REVIEWED BY TONY BAER:

   

HARRY CREWS – The Gospel Singer. William Morrow, hardcover, 1968. Dell, paperback, 1969. Reprinted many times since.

   The Gospel Singer’s about a gospel singer. We never learn his name. He’s just “The Gospel Singer.”

   Born to a family of pig farmers in Enigma, Georgia, he’s much prettier than the rest of the family (couldn’t be any uglier). He’s much prettier than the rest of the town.

   Then at the age of 11, as his voice chords mature, his gift is exposed.

   He has a transcendent, melodious, otherworldly, sonorous singing voice. And when he sings the gospels, all the ladies turn to jelly, and all the men fall to their knees begging forgiveness for their sins.

   The thing is, though, the Gospel Singer’s not particularly religious. He’s not against it or anything. It’s just not his bag.

   His bag? Gettin’ laid.

   And my golly, this gospel singin’ is the ticket, for God’s sakes.

   When he sings that old time gospel music, He sings that old time gospel music. All the sweet silken virgins slither at His feet. They succumb to His will. They will do as He pleases. And it pleases him (if not Him). Quite a bit.

   It’s all going well as long as no one finds out about it.

   But MaryBell screws up the whole works.

   MaryBell is his boyhood sweetheart.
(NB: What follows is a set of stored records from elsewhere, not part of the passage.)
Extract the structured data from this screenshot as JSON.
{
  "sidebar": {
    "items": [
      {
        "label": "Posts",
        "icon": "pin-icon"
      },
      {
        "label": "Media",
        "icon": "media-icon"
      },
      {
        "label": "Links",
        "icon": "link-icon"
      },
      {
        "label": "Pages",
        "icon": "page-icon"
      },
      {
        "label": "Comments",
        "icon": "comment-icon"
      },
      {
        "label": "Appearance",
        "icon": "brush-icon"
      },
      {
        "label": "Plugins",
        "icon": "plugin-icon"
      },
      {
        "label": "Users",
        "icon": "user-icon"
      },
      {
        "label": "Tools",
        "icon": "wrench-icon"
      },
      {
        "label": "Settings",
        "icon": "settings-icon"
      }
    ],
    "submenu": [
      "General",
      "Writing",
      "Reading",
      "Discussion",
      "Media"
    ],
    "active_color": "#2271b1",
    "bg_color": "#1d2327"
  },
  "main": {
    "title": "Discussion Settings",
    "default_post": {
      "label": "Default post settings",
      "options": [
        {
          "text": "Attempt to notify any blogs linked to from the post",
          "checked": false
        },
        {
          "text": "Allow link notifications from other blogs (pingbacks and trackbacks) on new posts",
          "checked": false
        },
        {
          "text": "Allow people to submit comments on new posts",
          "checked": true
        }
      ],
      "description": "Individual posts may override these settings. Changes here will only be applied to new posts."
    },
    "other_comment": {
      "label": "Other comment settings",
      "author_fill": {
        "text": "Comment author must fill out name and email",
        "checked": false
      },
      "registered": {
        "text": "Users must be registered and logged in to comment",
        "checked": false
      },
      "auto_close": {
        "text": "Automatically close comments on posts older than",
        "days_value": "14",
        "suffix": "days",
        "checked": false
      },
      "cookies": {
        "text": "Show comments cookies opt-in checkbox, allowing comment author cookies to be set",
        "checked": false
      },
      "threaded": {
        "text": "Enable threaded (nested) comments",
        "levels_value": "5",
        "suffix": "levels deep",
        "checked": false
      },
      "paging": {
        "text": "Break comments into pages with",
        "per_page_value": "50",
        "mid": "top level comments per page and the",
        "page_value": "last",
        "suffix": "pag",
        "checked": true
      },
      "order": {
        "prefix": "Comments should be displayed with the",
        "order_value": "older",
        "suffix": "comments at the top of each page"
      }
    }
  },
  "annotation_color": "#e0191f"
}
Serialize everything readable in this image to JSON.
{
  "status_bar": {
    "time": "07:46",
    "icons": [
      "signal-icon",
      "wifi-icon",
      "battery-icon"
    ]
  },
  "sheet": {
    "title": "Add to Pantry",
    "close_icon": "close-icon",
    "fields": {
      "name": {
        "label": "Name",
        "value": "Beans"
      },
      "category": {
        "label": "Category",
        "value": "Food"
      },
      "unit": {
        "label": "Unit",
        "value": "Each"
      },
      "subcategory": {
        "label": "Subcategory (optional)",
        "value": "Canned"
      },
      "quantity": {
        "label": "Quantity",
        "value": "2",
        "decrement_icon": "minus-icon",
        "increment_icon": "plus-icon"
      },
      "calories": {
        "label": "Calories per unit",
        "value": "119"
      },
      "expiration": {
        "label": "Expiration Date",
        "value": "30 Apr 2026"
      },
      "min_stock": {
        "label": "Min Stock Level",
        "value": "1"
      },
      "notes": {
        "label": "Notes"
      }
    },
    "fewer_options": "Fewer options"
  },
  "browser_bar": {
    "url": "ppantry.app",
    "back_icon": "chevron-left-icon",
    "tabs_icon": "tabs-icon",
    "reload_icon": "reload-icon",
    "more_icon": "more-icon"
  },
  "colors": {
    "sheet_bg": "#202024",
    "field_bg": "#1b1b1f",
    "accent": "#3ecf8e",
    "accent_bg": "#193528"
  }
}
Everyone in town is in love with darling MaryBell. But she belongs to the Gospel Singer. Everybody knows it.

   MaryBell is as pure as satin sheets on a bed of fresh snow.

   But when she hears the Gospel Singer sing, her clothes fly off faster than white on rice.

   She naturally assumes that they’ll get married.

   But the Gospel Singer ain’t too interested in settling down at the moment.

   MaryBell gets pretty upset about losing her virginity without proper consideration.

   So she hatches vengeance for her scorn.

   She builds a church in the Black part of town. The Church of the Gospel Singer. And there’s no pictures of Christ anywhere. Just pictures of the Gospel Singer.

   And she organizes it and ordains a preacher, a reformed, born again, badass: Willalee Bookatee Hull.

   And then as soon as the Church of the Gospel Singer is up and running, she tries to seduce Willalee.

   When Willalee refuses to sin, “She say, you saved on a lie, the church a lie, the Gospel Singer a lie. She say, God is a man with his pants down, God is a unbuttoned fly. She say, the Gospel Singer …. and I git her with the ice pick. I taken her by the throat and hit her and hit her and hit her.”

   So now MaryBell’s dead, Willalee is gonna be lynched not for murdering MaryBell, but for raping her. For deflowering the flower of Enigma. A crime of which he is innocent.

   It’s up to the Gospel Singer to set things right.

   And if you believe that, then you’re confusing Harry Crews with Flannery O’Connor.

   Not only aren’t things put right.

   The whole thing is going straight to hell.